Department of Neonatology, University of Bonn, Bonn, Germany.
J Perinatol. 2012 Nov;32(11):869-73. doi: 10.1038/jp.2011.182. Epub 2011 Dec 8.
Little is known about the influence of preterm delivery and perinatal risk factors on development and expression of the coagulation system in extremely preterm infants. The objective of this study was to determine reference values for the components of the coagulation system at the first day of life in extremely preterm infants.
Components of the coagulation system were examined retrospectively in 132 extremely preterm infants. Patients were grouped according to clinical criteria for preterm delivery: group A: maternal indication; group B: uteroplacental dysfunction; group C: systemic inflammation.

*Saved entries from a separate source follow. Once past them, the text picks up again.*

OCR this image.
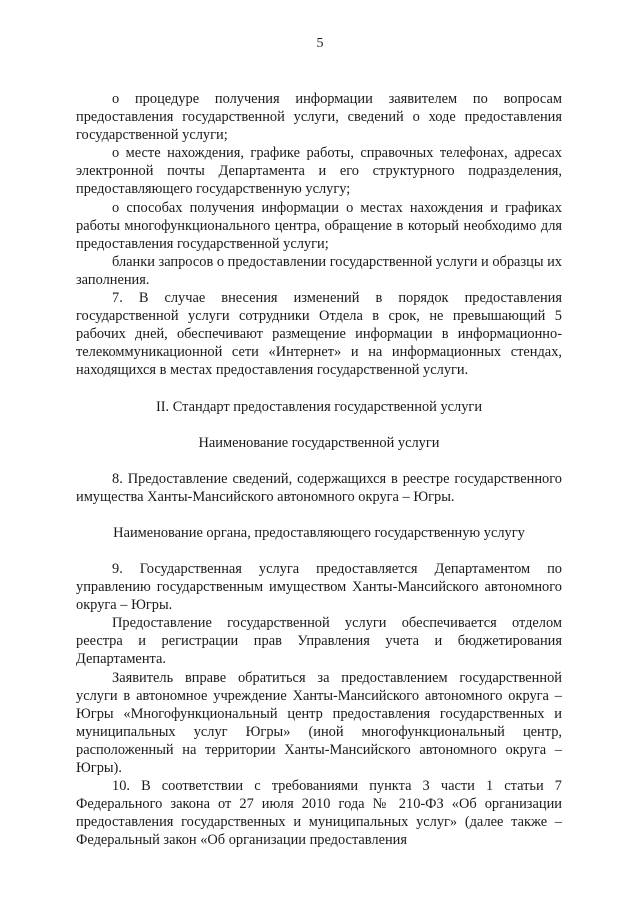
5

о процедуре получения информации заявителем по вопросам предоставления государственной услуги, сведений о ходе предоставления государственной услуги;

о месте нахождения, графике работы, справочных телефонах, адресах электронной почты Департамента и его структурного подразделения, предоставляющего государственную услугу;

о способах получения информации о местах нахождения и графиках работы многофункционального центра, обращение в который необходимо для предоставления государственной услуги;

бланки запросов о предоставлении государственной услуги и образцы их заполнения.

7. В случае внесения изменений в порядок предоставления государственной услуги сотрудники Отдела в срок, не превышающий 5 рабочих дней, обеспечивают размещение информации в информационно-телекоммуникационной сети «Интернет» и на информационных стендах, находящихся в местах предоставления государственной услуги.

II. Стандарт предоставления государственной услуги

Наименование государственной услуги

8. Предоставление сведений, содержащихся в реестре государственного имущества Ханты-Мансийского автономного округа – Югры.

Наименование органа, предоставляющего государственную услугу

9. Государственная услуга предоставляется Департаментом по управлению государственным имуществом Ханты-Мансийского автономного округа – Югры.

Предоставление государственной услуги обеспечивается отделом реестра и регистрации прав Управления учета и бюджетирования Департамента.

Заявитель вправе обратиться за предоставлением государственной услуги в автономное учреждение Ханты-Мансийского автономного округа – Югры «Многофункциональный центр предоставления государственных и муниципальных услуг Югры» (иной многофункциональный центр, расположенный на территории Ханты-Мансийского автономного округа – Югры).

10. В соответствии с требованиями пункта 3 части 1 статьи 7 Федерального закона от 27 июля 2010 года № 210-ФЗ «Об организации предоставления государственных и муниципальных услуг» (далее также – Федеральный закон «Об организации предоставления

Levels of coagulation factors VII and X rose with increasing gestational age, whereas fibrinogen and coagulation factors II, V and VIII remained constant. Levels of factors V and VIII were higher than those of vitamin K-dependent factors. If preterm delivery was caused by placental disorder (group B) or chorioamnionitis (group C), levels of factor II, VIII and X were significantly lower, whereas factor V and VII levels did not differ. In group C fibrinogen levels in group C were higher compared with group A.
Identification of perinatal risk factors may help to define patients at risk of bleeding disorders.
关于早产和围产期危险因素对极早产儿凝血系统的发育和表达的影响知之甚少。本研究的目的是确定极早产儿出生后第一天凝血系统各成分的参考值。
回顾性分析了 132 例极早产儿的凝血系统成分。根据早产的临床标准将患者分为三组:A 组:母体指征;B 组:胎盘功能障碍;C 组:全身炎症。
凝血因子 VII 和 X 的水平随胎龄的增加而升高,而纤维蛋白原和凝血因子 II、V 和 VIII 保持不变。因子 V 和 VIII 的水平高于维生素 K 依赖性因子。如果早产是由胎盘功能障碍(B 组)或绒毛膜羊膜炎(C 组)引起的,则因子 II、VIII 和 X 的水平明显降低,而因子 V 和 VII 的水平没有差异。与 A 组相比,C 组的纤维蛋白原水平在 C 组中较高。
确定围产期危险因素有助于确定出血性疾病风险患者。